Advanced analytics for fueling startup success

Also contributing to UNC-Chapel Hill’s I-Corps program is Innovate Carolina’s Patent Landscape and Market Research Service, which helps investigators assess technology, the marketplace and investment funding. The service includes custom analytical reports that provide a strategic view of the patent and competitive landscape. It also uncovers opportunities for grants and funding that innovators can use to complete research and launch new products, services and businesses.

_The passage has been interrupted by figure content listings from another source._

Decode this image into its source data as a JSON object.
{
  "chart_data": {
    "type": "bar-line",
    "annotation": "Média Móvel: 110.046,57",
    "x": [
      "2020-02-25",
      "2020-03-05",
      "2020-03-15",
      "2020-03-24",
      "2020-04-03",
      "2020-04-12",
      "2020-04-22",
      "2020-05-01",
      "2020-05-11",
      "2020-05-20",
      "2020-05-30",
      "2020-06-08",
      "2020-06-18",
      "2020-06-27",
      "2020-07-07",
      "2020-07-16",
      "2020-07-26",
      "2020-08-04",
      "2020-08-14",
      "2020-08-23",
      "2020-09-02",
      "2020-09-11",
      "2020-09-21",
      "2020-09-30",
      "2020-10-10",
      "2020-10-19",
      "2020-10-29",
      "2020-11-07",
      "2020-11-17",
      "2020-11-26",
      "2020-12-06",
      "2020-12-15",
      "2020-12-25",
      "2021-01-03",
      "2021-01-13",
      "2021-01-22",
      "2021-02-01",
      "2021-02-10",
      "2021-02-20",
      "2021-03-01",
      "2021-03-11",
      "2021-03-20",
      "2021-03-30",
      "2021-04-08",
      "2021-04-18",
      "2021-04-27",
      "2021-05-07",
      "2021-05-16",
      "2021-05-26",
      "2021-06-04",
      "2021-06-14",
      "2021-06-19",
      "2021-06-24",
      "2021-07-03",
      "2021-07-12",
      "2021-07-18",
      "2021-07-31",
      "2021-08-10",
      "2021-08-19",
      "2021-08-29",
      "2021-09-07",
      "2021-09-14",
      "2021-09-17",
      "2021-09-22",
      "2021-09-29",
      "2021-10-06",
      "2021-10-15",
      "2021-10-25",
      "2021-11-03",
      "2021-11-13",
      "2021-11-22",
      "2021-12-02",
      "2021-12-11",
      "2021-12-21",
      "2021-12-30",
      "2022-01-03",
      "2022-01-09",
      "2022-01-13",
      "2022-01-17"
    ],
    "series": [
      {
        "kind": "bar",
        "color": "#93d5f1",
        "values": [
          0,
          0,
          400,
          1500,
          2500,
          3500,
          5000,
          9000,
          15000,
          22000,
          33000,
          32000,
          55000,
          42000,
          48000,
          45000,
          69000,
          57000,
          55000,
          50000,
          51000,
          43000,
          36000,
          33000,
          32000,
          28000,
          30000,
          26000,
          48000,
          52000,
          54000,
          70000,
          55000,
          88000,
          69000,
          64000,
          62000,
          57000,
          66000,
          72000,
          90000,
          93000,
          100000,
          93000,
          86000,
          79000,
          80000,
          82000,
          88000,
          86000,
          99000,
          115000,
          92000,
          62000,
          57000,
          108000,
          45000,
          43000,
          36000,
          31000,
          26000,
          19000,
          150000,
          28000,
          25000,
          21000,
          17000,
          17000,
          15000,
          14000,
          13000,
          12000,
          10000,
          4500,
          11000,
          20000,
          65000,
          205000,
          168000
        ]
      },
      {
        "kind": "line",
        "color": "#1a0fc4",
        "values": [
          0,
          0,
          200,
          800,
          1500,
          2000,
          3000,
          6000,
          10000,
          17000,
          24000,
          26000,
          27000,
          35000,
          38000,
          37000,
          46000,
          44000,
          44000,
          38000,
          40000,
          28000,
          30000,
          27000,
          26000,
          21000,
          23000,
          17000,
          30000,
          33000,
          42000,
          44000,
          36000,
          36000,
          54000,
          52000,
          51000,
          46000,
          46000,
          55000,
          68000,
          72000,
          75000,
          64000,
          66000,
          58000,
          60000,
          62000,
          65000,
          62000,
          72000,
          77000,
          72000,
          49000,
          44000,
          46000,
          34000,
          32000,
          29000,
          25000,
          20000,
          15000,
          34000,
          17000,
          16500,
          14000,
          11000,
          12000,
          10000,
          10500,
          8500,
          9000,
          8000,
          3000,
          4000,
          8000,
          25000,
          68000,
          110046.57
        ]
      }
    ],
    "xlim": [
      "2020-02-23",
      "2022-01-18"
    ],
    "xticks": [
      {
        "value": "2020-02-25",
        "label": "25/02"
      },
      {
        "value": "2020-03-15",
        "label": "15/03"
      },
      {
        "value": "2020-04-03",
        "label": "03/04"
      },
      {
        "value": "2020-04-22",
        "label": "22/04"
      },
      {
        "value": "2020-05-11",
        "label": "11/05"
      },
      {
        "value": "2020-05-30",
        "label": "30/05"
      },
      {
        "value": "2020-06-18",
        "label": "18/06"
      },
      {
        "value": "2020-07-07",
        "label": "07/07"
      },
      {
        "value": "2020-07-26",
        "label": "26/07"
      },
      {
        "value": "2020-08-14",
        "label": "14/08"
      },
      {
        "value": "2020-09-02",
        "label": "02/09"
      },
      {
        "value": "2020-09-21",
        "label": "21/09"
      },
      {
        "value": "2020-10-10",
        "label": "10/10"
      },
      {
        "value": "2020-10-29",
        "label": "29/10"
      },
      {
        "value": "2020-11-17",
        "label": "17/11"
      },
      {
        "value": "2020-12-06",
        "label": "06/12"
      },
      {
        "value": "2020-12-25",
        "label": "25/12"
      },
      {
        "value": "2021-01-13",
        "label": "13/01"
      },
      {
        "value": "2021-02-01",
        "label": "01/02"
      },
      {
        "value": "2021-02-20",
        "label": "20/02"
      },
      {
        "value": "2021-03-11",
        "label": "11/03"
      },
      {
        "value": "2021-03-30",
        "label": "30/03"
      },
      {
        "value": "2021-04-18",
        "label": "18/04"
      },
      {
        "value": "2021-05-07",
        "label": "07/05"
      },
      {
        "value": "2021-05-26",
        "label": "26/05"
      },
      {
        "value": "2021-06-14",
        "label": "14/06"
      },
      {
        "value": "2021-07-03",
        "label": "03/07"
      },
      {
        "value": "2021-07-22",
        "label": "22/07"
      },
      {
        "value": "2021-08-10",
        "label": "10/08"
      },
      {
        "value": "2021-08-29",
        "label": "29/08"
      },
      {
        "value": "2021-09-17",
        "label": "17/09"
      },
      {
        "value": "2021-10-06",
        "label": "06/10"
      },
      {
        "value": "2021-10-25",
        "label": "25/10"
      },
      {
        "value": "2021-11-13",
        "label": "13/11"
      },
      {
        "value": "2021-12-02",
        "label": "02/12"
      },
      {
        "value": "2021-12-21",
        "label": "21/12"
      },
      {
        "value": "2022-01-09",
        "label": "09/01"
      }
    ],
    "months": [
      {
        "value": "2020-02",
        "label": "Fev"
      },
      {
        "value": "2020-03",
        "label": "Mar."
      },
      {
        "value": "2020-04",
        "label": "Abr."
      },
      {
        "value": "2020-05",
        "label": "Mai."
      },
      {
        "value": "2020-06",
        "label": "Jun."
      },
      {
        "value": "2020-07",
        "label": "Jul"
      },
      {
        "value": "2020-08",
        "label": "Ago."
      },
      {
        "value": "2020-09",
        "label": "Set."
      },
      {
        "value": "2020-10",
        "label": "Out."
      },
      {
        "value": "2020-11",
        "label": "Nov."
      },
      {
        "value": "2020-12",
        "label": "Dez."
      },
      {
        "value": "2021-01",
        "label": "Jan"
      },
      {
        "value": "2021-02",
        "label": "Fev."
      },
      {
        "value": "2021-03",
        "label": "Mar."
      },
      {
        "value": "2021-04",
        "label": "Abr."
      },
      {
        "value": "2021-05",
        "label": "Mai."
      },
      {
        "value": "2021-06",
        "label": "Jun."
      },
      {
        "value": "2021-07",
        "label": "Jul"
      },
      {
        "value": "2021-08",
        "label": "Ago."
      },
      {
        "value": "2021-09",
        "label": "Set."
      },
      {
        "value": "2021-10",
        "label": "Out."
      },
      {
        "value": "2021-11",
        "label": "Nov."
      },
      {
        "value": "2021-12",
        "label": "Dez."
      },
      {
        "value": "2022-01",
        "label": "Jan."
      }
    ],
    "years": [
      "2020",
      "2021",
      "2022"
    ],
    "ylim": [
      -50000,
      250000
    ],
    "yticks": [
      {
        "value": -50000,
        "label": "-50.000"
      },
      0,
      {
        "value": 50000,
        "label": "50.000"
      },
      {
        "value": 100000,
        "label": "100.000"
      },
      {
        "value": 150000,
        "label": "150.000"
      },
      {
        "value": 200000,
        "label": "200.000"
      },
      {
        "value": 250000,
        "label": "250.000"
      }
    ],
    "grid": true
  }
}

Cindy Reifsnider, research analyst at Innovate Carolina, will lead the research team working with the I-Corps site and be a member of the hub’s research and data committee. This committee will examine the conditions and factors of effectiveness of the I-Corps program. Reifsnider and her team will contribute a research methodology they’ve developed to monitor startup information from publicly available sources, specifically by using the Innovate Carolina startups database to supplement data for I-Corps startup teams, and they will provide a control group dataset. The startups database is a comprehensive, longitudinal database that goes beyond traditional approaches used in the wider academic community for measuring the results of university-born companies.

“What’s exciting about the hub is that we’ll be able to take advantage of using more complex analytics to understand successes or gaps in supporting our startups,” said Reifsnider. “We have a great opportunity to do some additional analysis of our data – and potentially of our ecosystem – for supporting our startups through detailed statistical analysis.”

The I-Corps program can be adapted to each university’s specific needs. Carolina’s program will largely focus on customer discovery, allowing startups to validate if there is a market for their innovations. The program will also cover the basics of business strategy and business models.

“The I-Corps program is something that a lot of funding agencies see as key for scientific research to be commercialized,” said McKee. “It’s exciting that we have this program given the amount of research we have at Carolina. This program will benefit our startups by allowing them to focus on commercializing through a validated program.”

McKee and her team anticipate working with approximately ten companies in the first cohort, potentially hosting several cohorts each year. The Carolina I-Corps site aims to launch in 2022.